A regression model that includes a categorical predictor with many levels might not contain enough observations in each category to be able to detect a reasonable effect size with reasonable power, even then, the large number of dummy variables created could be difficult to interpret.
In this article, we present 4 ways to deal with such variable. We start with simple solutions and move gradually to more complex ones:
- Combine similar categories using domain knowledge
- Group categories with low frequency
- Replace categories with the mean values of a numeric proxy variable
- Combine categories based on the similarity of their relationship with the outcome
1. Combine similar categories using domain knowledge
Use your expertise in the field to define larger categories for your variable. The coding from previous studies can be used as a guide.
For instance, you can replace the 9 AJCC stages of prostate cancer (I, IIA, IIB, IIC, IIIA, IIIB, IIIC, IVA, IVB) with a binary variable, metastasized (Yes/No), which reflects whether the cancer has spread to other parts of the body.
Since combining similar categories involves information loss, you should compare the performance metrics (eg. RMSE for linear regression, or AUC under the ROC for logistic regression) of a model that uses the original coding of this variable with the one that uses the variable with newly created categories to make sure that the accuracy did not drop a lot.
2. Group categories with low frequency
Arrange the categories by frequency, then group low-frequency categories into a single new category.
For instance, you can combine categories that have less than 5% of observations in your sample.
Since grouping low-frequency categories also involves information loss, you should make sure that this transformation did not cause a large drop in the model performance.
3. Replace categories with the mean values of a numeric proxy variable
Find a numeric variable Z that is a good proxy for your categorical variable X (eg. a highly correlated one). Next, calculate the mean of Z for each category of X, then replace the categories of X with these means. This way, you will be creating a single numeric variable based on your categorical variable that has many levels. [Source: Frank Harrell on StackExchange]
For instance, you can replace categories of the variable college major with their average corresponding years of education. Another example would be to replace city names in the variable location with an approximate combination of longitude and latitude (thus creating 2 numeric variables from location).
This method works in cases where you don’t care about explaining the relationship between each category of your variable and the outcome, i.e. when you are only interested in the global effect of your categorical variable.
A variation of this method, called target encoding (a.k.a. effect encoding, likelihood encoding, or criterion scaling), uses the outcome to encode the categorical variable. In this case, each category will be replaced by:
- The corresponding outcome mean (if the outcome is numeric, i.e. in a linear regression setting)
- The corresponding outcome probability (if the outcome is binary, i.e. in a logistic regression setting)
For target encoding, since you will be using the outcome to create the new variable, be sure to use cross-validation to avoid overfitting.

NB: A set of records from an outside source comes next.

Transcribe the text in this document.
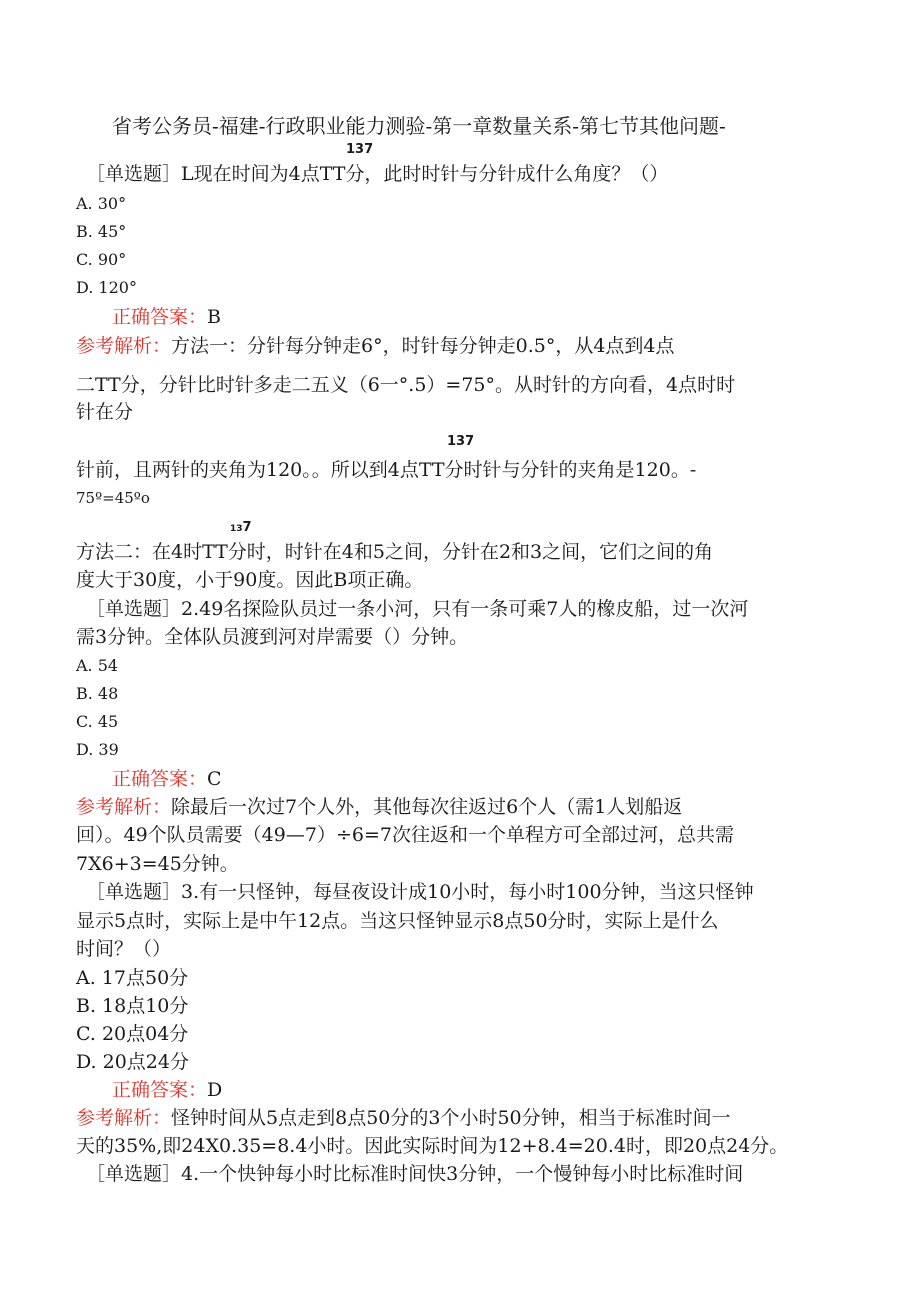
省考公务员-福建-行政职业能力测验-第一章数量关系-第七节其他问题-
137
［单选题］L现在时间为4点TT分，此时时针与分针成什么角度？（）
A. 30°
B. 45°
C. 90°
D. 120°
正确答案：B
参考解析：方法一：分针每分钟走6°，时针每分钟走0.5°，从4点到4点
二TT分，分针比时针多走二五义（6一°.5）=75°。从时针的方向看，4点时时
针在分
137
针前，且两针的夹角为120。。所以到4点TT分时针与分针的夹角是120。-
75º=45ºo
137
方法二：在4时TT分时，时针在4和5之间，分针在2和3之间，它们之间的角
度大于30度，小于90度。因此B项正确。
［单选题］2.49名探险队员过一条小河，只有一条可乘7人的橡皮船，过一次河
需3分钟。全体队员渡到河对岸需要（）分钟。
A. 54
B. 48
C. 45
D. 39
正确答案：C
参考解析：除最后一次过7个人外，其他每次往返过6个人（需1人划船返
回）。49个队员需要（49—7）÷6=7次往返和一个单程方可全部过河，总共需
7X6+3=45分钟。
［单选题］3.有一只怪钟，每昼夜设计成10小时，每小时100分钟，当这只怪钟
显示5点时，实际上是中午12点。当这只怪钟显示8点50分时，实际上是什么
时间？（）
A. 17点50分
B. 18点10分
C. 20点04分
D. 20点24分
正确答案：D
参考解析：怪钟时间从5点走到8点50分的3个小时50分钟，相当于标准时间一
天的35%,即24X0.35=8.4小时。因此实际时间为12+8.4=20.4时，即20点24分。
［单选题］4.一个快钟每小时比标准时间快3分钟，一个慢钟每小时比标准时间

4. Combine categories based on the similarity of their relationship with the outcome
Combine categories that have similar effects on the outcome variable. The similarity of these categories can be judged using the residuals of an initial model. [Source: Bruce P, Bruce A, Gedeck P. Practical Statistics for Data Scientists: 50+ Essential Concepts Using R and Python. 2nd edition. O’Reilly Media; 2020.]
Here’s a step-by-step description of how this works:
Suppose you want to create 5 categories from a variable called Occupation that has 100 categories:
- Step 1: Run a linear regression model using the rest of your predictors (without the variable Occupation). Add these residuals as a new column to your original data.
- Step 2: Calculate the mean (or median) residual value for each category of Occupation.
- Step 3: Sort the categories according to the mean (or median) residual values assigned to them, and group every 20 consecutive categories into 1, thus obtaining 5 categories in total.
- Step 4: Re-run the linear regression model including the newly created Occupation variable with 5 categories.
Since this method uses the outcome to break the variable into larger categories, you should use cross-validation to avoid overfitting.